The first time I whipped these up for a Christmas cookie swap, they vanished quicker than everything else on the table. I even got a phone call from my neighbor the following day wanting to know how to make them because her hubby couldn't quit talking about them.
Ingredients
- White cake mix: makes a soft, perfect base without measuring lots of dry stuff
- Eggs: add richness and hold everything together nicely
- Melted butter: brings that signature Kentucky flavor instead of using plain oil
- Granulated sugar: helps create that wonderful crystallized topping as the glaze dries
- Vanilla extract: brings warmth and deeper flavor to both parts
- Water: thins the glaze so it pours just right
Step-by-Step Instructions
- Prepare the dough:
- Mix your cake mix with eggs and melted butter in a big bowl until everything comes together. You'll notice the dough feels pretty thick, sort of like soft play clay. This thickness means your cookies won't spread too much and will have that awesome butter cake feel.
- Portion and bake:
- Grab a medium cookie scoop to make sure all your cookies are the same size and bake evenly. They barely spread out, so you can fit a dozen on one regular cookie sheet. Keep an eye on them while they bake for about 7-8 minutes. The edges should look set but the middles will seem slightly undercooked, which keeps them nice and soft later.
- Make the glaze:
- Keep whisking the whole time you're making the glaze to stop sugar from clumping or burning. Use medium-low heat and give it about 4 minutes until all the sugar melts away. Your glaze should look clear rather than grainy before you take it off the stove.
- Glaze while warm:
- Put the glaze on when both cookies and glaze are still warm. This lets the sweet buttery mixture soak into the cookies just like a traditional Kentucky butter cake would. Wait about 10 minutes before sprinkling powdered sugar on top for that classic finished look.

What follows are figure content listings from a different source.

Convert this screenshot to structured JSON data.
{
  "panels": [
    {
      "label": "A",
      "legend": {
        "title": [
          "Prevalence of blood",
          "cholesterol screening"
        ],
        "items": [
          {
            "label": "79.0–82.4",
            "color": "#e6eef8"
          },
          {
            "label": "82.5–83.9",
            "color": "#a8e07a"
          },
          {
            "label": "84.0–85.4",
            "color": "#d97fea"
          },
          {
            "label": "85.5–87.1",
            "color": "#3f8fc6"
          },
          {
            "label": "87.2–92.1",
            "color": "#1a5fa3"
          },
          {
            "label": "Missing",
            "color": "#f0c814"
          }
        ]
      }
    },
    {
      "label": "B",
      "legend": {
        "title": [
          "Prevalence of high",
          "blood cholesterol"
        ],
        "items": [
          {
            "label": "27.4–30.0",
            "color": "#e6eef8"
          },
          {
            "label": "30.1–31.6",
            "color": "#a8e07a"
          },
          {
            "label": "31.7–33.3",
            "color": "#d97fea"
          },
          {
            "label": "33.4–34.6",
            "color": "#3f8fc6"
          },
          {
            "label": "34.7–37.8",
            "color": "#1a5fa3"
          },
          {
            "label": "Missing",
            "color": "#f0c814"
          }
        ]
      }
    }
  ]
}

The magic of these cookies comes from butter in both the dough and glaze. Don't try to use margarine or other substitutes. My grandma always told me Kentucky butter cake was first made to show off the quality of local dairy products, and these cookies definitely carry on that tradition.
Make Ahead Options
You can plan ahead easily with these treats. The dough keeps in the fridge for up to 2 days if wrapped tightly. Just let it sit out for about 20 minutes when you're ready to bake so it softens enough to scoop. Funny enough, these cookies actually taste better the day after baking, once the glaze has fully set and blended with the cookie.
Easy Variations
The standard version tastes amazing, but you can switch things up without much work. Try adding almond extract to your cookie mix for a light nutty taste. If you love chocolate, just swap in chocolate cake mix. During winter holidays, I like to mix some cinnamon into the glaze to create a warm spiced version that goes perfectly with hot chocolate.
Serving Suggestions
These cookies taste great by themselves, but they become something extra special as part of a bigger dessert. Try them alongside fresh berries and whipped cream for a shortcake vibe without all the fuss. Want to really wow someone? Make little ice cream sandwiches by putting vanilla ice cream between two cookies for a fancy Kentucky butter cake treat nobody can turn down.
The Cultural Connection
People across the South have enjoyed Kentucky butter cake at family gatherings for many years. It started as a bundt cake soaked in buttery sauce and showed up at weekend family meals and holiday parties. This cookie version keeps what makes the traditional dessert so good while making it easier to share and carry around. It honors Kentucky's baking history while fitting into our busy modern lives.
Frequently Asked Questions
- → How can I keep my cookies soft?
Don’t bake them too long! Keep an eye on them during the 7–8 minutes, and let them cool completely on the baking sheet before moving them.
- → Can I change the cake mix flavor?
Absolutely! Yellow or butter cake mixes work really well and give a fun twist.
- → What’s the easiest way to add the glaze?
Use a small spoon to pour the glaze onto warm cookies. Lightly spread it with the back of the spoon if needed.
- → How do I store these cookies?
Put them in an airtight container to keep them fresh for 3 days at room temperature, or freeze the unglazed cookies for up to 2 months.
- → Can I prep the dough early?
Yes! Make the dough and chill it for up to a day. Let it soften a bit before baking so it’s easier to work with.